Loeys-Dietz syndrome (LDS) is a genetic disorder named after Dr. Bart Loeys and Dr. Hal Dietz at Johns Hopkins University School of Medicine. They were the first to describe the disorder in 2005. Because it is a newly recognized disorder and no two patients have the same physical manifestations of disease, the Loeys-Dietz Syndrome Foundation exists to aid patients and their doctors in finding support and treatment options.

The genetics of Loeys-Dietz syndrome

Based on Drs. Loeys and Dietz’s findings, deletions in two genes are known to be associated with LDS. The genes are TGFRB1 and TGFRB2. The disorder was found to be inherited in an autosomal dominant fashion, but only one-fourth of affected individuals have an affected parent. The other 75 percent of affected individuals have de novo mutations, meaning that the mutations occurred in the egg or sperm before fertilization or in the fertilized egg and were not inherited. An individual with LDS has a 50 percent chance of passing the mutation along to their child. Prenatal testing is available for the disorder, and diagnosis is mainly dependent on genetic testing.

Common features of LDS

According to Johns Hopkins, the majority of patients diagnosed with LDS tend to have abnormal craniofacial characteristics, such as widely spaced eyes and a large or double uvula. Drs. Loeys and Dietz differentiate between two types of LDS – three-quarters of patients have type 1 (with the craniofacial phenotype), and the other 25 percent have type 2 (with the cutaneous manifestation, including translucent skin, easy bruising and scarring problems). However, the two types have a continuum, so almost every patient with LDS has some cutaneous manifestion. A few patients with craniofacial manifestations have early fusion of the skull bones or cleft palate.

Both types of LDS have skeletal and vascular abnormalities.

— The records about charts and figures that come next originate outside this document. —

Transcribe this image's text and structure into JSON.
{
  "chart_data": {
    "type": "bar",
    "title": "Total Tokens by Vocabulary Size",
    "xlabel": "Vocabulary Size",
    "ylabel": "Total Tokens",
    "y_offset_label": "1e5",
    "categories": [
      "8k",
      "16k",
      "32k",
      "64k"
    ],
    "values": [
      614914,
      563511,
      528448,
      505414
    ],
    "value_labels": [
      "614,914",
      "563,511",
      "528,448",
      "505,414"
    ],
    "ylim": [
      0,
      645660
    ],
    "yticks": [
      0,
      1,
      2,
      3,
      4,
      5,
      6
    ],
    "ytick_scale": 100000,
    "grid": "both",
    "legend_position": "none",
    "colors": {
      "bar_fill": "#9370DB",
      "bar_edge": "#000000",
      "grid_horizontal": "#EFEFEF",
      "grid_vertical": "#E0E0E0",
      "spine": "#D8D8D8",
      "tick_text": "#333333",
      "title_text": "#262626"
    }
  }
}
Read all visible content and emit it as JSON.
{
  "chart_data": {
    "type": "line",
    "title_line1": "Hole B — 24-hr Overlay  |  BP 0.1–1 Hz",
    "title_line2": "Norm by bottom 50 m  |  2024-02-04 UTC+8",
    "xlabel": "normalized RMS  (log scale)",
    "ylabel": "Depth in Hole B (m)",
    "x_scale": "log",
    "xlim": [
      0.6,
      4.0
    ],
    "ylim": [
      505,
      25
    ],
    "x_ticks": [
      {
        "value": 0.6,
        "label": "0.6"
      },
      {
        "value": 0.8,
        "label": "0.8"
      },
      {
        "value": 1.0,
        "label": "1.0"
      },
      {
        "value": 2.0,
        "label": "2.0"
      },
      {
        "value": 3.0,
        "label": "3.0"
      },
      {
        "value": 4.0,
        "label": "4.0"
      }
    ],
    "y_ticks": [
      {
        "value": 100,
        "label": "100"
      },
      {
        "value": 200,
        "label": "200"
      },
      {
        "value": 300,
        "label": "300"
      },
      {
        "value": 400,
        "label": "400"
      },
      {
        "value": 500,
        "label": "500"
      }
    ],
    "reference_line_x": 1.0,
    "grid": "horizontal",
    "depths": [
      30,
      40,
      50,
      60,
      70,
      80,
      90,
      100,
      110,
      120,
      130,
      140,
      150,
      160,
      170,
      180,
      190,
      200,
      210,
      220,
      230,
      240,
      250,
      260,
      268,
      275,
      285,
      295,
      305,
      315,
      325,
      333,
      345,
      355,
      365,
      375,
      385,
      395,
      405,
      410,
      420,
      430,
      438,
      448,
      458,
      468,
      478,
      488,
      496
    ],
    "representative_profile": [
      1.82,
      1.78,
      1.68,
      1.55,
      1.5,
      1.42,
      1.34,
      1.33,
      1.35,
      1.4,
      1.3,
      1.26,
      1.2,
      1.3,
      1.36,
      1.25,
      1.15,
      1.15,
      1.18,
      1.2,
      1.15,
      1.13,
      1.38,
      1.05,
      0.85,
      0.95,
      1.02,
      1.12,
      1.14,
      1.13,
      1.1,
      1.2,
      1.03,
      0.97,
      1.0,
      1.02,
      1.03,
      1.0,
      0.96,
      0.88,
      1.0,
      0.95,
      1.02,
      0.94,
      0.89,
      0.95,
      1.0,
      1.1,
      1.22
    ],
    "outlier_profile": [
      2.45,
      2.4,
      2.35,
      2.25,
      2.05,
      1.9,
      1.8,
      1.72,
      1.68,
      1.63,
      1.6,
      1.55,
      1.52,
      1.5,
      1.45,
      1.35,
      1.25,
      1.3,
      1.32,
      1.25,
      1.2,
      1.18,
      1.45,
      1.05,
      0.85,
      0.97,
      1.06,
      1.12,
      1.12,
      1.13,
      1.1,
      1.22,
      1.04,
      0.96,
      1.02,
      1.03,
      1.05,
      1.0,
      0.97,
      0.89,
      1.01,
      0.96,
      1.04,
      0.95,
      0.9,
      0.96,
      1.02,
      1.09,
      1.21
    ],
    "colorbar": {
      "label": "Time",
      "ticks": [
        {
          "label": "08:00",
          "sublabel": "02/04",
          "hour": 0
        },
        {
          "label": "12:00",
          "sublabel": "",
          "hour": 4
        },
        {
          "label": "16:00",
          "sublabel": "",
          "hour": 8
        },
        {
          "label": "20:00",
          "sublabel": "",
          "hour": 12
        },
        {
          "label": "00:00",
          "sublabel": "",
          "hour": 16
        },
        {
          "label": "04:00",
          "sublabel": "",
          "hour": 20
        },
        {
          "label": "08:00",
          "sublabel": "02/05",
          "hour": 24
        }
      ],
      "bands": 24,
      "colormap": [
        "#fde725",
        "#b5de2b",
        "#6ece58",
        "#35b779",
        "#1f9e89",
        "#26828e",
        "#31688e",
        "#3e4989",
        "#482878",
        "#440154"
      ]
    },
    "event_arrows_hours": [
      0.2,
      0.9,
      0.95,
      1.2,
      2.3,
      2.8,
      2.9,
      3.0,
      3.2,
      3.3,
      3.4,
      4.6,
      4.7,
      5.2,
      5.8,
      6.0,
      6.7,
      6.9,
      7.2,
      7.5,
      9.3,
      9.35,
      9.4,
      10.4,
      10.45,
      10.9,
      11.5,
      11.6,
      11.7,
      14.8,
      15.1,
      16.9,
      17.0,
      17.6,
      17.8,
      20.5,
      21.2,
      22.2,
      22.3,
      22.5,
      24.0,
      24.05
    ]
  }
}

Skeletal deformities include scoliosis, cervical spine instability and deformity, sunken chest, long fingers, hypermobility of the joints (including hip dislocation at birth) and clubfoot. Like other connective tissue disorders, such as Marfan syndrome, the main concern with LDS is aortic dissection. The risk of this complication exists throughout the aortic root, even at smaller diameters. Dilation of the aortic root is present in 95 percent of LDS patients upon clinical diagnosis according to Drs. Dietz and Loeys. Half of LDS patients have an aneurysm distant from the aortic root.

Precautions for LDS patients

The progression of aortic aneurysms and dissection can be monitored by magnetic resonance angiography (MRA), computed tomography angiography (CTA) and regular echocardiography. Patients with Loeys-Dietz syndrome should avoid sports and isometric exercises, chemicals and pharmaceuticals that stimulate the cardiovascular system, and activities that cause joint pain. Endocarditis is a consideration for dental work, requiring preventative treatment to protect against infection and cardiovascular complications. Also, an orthopedist can address any spine stability issues.

Though this genetic disorder is relatively new, the two doctors for whom it is named uncovered a wealth of information about the syndrome, making it more discernible from other connective tissues disorders, like Marfan syndrome. Knowing what you’re up against helps your doctor determine the best treatment.